Ich frage mal den Theologen, der Sie ja auch sind. Können Menschen, die einen festen Glauben haben, leichter von psychischen Krankheiten geheilt werden oder leichter Traumata überwinden? Kann man Spiritualität als zusätzliche Therapie verstehen?

Ich sage, der Glaube hat eine stützende Wirkung und gibt viel Lebensorientierung für mein moralisches und ethisches Verhalten und gibt mir auch sehr viel für den Umgang mit anderen Menschen. Aber er ist nicht in der Lage, Krankheiten zu heilen, und da sind die psychischen Krankheiten genauso zu sehen wie die körperlichen.
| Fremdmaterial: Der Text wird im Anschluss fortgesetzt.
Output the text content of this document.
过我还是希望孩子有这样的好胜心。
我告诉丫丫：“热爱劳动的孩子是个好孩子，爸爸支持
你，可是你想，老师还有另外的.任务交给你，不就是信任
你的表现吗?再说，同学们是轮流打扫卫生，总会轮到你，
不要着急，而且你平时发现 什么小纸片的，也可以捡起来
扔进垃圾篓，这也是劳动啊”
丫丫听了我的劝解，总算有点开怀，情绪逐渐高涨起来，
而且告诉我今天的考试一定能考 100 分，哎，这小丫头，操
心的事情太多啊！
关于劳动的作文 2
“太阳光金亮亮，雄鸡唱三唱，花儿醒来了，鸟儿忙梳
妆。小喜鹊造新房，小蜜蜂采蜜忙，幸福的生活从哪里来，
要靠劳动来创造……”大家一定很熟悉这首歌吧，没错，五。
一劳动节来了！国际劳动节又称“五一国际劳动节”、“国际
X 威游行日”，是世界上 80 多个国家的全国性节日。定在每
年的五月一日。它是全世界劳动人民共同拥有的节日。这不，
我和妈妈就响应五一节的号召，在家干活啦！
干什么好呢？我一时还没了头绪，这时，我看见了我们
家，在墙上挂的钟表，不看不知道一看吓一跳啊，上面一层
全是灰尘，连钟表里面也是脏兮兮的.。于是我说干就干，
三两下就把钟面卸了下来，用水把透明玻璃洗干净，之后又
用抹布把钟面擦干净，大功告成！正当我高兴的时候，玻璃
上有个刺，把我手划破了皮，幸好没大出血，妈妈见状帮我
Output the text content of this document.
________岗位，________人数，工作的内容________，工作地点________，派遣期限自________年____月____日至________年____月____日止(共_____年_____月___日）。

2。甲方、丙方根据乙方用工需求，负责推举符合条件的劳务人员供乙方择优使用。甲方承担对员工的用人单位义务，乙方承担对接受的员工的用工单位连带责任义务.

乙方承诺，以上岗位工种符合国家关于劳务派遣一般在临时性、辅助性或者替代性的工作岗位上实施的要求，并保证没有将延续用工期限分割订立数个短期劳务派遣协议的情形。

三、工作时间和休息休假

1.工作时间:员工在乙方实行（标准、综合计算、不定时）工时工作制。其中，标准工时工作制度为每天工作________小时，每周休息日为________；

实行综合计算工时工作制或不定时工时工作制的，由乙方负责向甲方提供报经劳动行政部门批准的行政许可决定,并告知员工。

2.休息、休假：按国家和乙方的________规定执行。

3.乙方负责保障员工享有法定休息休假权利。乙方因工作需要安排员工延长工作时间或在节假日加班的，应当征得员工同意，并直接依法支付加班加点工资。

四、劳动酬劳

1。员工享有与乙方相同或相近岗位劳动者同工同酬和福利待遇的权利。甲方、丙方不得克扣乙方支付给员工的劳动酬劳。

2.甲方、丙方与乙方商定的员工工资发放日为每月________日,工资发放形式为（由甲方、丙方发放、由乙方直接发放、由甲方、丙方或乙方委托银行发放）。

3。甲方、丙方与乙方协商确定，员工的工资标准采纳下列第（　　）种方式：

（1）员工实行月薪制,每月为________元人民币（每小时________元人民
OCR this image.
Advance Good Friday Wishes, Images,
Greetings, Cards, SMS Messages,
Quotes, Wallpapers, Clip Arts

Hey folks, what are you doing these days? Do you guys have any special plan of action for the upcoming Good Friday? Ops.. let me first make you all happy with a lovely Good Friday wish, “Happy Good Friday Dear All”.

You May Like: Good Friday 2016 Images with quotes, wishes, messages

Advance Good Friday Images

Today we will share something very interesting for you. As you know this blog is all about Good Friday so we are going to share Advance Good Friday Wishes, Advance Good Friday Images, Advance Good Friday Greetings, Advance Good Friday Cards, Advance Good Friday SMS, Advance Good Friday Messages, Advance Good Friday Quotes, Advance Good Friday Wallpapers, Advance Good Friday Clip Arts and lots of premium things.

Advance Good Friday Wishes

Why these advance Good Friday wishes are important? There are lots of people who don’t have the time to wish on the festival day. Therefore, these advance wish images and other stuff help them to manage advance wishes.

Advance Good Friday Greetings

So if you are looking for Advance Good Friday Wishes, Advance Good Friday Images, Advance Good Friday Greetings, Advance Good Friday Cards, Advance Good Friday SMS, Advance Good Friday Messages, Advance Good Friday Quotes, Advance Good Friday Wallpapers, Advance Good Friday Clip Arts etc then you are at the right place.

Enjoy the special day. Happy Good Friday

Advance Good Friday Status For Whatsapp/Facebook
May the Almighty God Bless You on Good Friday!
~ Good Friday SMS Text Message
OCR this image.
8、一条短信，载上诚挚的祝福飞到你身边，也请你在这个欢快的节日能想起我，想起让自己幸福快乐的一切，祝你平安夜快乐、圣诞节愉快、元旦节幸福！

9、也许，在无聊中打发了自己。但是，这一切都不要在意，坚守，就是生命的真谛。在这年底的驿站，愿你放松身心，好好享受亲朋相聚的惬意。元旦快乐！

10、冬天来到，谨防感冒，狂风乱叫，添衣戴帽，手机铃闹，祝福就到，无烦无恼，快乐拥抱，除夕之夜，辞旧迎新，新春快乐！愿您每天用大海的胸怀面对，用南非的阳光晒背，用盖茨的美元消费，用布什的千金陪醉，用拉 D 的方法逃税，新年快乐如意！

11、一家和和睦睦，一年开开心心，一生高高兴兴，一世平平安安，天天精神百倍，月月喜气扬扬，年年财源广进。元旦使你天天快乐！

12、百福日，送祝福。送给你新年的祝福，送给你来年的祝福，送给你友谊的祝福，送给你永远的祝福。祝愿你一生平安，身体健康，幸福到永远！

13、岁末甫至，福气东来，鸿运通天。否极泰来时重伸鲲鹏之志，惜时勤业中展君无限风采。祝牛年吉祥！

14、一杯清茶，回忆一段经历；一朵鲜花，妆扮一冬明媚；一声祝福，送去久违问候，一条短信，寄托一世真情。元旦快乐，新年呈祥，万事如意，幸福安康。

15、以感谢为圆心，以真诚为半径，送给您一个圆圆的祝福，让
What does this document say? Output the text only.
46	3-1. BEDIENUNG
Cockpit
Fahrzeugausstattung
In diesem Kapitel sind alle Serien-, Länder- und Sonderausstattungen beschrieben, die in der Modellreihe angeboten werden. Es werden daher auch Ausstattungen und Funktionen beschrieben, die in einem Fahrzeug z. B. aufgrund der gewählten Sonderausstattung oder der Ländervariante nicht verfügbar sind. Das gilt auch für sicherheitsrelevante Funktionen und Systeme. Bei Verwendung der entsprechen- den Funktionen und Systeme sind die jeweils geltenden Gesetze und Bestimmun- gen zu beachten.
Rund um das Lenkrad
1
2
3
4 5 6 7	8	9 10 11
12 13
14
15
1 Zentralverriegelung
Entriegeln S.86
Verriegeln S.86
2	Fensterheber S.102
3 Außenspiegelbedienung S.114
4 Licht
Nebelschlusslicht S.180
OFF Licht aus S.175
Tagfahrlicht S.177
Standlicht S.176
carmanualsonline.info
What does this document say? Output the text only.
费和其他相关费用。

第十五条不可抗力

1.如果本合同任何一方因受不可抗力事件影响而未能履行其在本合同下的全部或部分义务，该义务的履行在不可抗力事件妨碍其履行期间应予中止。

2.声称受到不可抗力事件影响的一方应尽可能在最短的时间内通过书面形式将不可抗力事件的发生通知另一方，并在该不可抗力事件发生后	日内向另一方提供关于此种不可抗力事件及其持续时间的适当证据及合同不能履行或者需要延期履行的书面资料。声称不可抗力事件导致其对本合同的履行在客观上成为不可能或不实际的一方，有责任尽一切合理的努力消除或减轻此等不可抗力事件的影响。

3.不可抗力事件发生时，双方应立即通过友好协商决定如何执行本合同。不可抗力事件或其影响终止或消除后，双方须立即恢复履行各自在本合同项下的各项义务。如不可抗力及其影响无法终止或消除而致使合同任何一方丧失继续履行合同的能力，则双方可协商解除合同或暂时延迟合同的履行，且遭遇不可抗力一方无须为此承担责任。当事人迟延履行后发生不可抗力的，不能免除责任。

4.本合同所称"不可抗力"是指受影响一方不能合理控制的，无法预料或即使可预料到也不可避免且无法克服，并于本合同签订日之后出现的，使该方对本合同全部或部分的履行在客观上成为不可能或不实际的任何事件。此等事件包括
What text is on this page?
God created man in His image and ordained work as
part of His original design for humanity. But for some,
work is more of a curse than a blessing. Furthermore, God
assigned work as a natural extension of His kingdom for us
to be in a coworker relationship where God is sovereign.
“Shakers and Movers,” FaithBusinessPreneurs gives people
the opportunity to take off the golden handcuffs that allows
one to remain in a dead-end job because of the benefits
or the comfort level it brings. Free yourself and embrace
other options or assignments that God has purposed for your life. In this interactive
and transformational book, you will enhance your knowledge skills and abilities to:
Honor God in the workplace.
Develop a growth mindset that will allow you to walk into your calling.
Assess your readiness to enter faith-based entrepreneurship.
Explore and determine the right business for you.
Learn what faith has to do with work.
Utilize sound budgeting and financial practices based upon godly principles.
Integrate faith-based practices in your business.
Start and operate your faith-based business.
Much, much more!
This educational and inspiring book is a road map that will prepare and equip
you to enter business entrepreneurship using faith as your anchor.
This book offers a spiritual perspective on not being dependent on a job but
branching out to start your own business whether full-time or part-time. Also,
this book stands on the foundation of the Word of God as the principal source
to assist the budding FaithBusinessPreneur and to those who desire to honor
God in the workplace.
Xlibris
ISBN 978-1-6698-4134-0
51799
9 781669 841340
Wenn ich mir beim Skifahren den Fuß breche, dann nutzt mir das nicht, wenn ich in die Kirche gehe und fünf Vaterunser bete, sondern dann muss ich zum Chirurgen, der mir den Fuß einrenkt. Bei psychischen Erkrankungen ist es das Gleiche.

Zu sagen, dass die Religion einen sozusagen therapeutischen Charakter in dem Sinne hat, wenn ich eine Zwangsstörung habe, gehe ich in die Gemeinde, dann geht es mir besser: Das ist absurd. Aus meiner Sicht gehört zu einem reifen, erwachsenen Glauben auch ein reifer, erwachsener Mensch, der im Kant'schen Sinne vernunftorientiert mit Religion umgeht.

Da gehört dazu, dass man zum Beispiel die biblischen Schriften nicht historisiert und sagt, Jesus hat mit fünf Fischen und zwei Laib Brot 5.000 Menschen satt gemacht. Das ist empirischer Unsinn. Aber die Religion hat dort einen Sinn, wo ich mir das vor Augen halte und frage: Was soll denn dieser Satz aussagen? Über all das und die eigene Endlichkeit nachzudenken, ist so groß, dass man ohne einen Gottglauben gar nicht weiterkommt.